Annual visits to patients over the age of 75— who is missed?

Abstract
In the UK, the GP contract requires annual consultations and offers of home visits to the elderly. However, as many as 50% of elderly people refuse the offer of a health screen. To describe the characteristics of elderly people who declined the offer of an annual home visit. All elderly people aged 75 years and over, registered with a general practice of 13 full time and 3 part time doctors with a list size of 33,000 people, were offered a home visit.
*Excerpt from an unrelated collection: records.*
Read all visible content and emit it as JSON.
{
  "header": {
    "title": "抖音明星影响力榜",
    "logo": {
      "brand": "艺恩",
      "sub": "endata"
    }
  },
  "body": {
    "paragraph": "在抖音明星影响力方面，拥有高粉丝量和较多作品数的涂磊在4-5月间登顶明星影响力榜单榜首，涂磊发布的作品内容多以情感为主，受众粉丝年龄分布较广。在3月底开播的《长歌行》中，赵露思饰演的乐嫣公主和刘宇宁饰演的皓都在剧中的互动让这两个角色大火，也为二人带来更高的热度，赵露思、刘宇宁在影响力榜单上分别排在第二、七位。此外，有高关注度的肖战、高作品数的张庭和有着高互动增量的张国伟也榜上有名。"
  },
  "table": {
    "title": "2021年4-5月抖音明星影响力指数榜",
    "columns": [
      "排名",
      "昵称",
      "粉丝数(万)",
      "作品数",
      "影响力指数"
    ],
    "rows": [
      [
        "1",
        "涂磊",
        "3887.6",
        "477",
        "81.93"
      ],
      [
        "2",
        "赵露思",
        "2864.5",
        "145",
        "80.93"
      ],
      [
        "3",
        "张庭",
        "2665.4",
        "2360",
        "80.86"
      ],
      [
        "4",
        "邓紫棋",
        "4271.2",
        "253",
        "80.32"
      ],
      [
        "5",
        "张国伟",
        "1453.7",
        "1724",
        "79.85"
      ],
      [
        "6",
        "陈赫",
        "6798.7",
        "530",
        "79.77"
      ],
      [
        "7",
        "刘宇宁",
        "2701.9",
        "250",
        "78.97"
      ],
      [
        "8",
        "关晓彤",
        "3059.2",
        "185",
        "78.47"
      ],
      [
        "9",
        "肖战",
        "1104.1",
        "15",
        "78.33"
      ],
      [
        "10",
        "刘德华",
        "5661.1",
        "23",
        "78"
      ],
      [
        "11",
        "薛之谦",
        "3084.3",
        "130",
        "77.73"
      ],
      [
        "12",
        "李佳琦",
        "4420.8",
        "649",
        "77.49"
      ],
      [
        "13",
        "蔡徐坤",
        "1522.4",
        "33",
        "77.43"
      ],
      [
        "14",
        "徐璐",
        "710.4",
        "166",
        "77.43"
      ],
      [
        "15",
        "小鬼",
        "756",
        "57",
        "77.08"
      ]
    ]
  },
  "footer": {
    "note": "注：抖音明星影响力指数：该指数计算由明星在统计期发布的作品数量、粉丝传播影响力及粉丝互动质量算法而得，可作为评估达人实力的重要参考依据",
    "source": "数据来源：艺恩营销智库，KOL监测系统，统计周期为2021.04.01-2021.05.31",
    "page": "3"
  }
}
Data from this prospective cohort were linked with data from a community survey two years previously, which had achieved a 95% response rate. The main outcome measures were perceived health status, perceived loneliness, morale score, physical and mental disability, use of primary care and social services. Thirty-six percent of all elderly people registered with the practice declined to take up the offer of a home visit. Those refusing a visit had not recently joined the practice and had very similar distributions of all demographic and most health and wellbeing characteristics to those who took up the offer. However, those declining appeared to have higher levels of morale (P = 0.010) and less contact with the general practitioner (P = 0.021) including an average of three weeks longer since last consultation with their general practitioner than those accepting the visit. There appears little evidence in this population that elderly people who decline a home visit are necessarily part of an ‘iceberg’ of unmet need.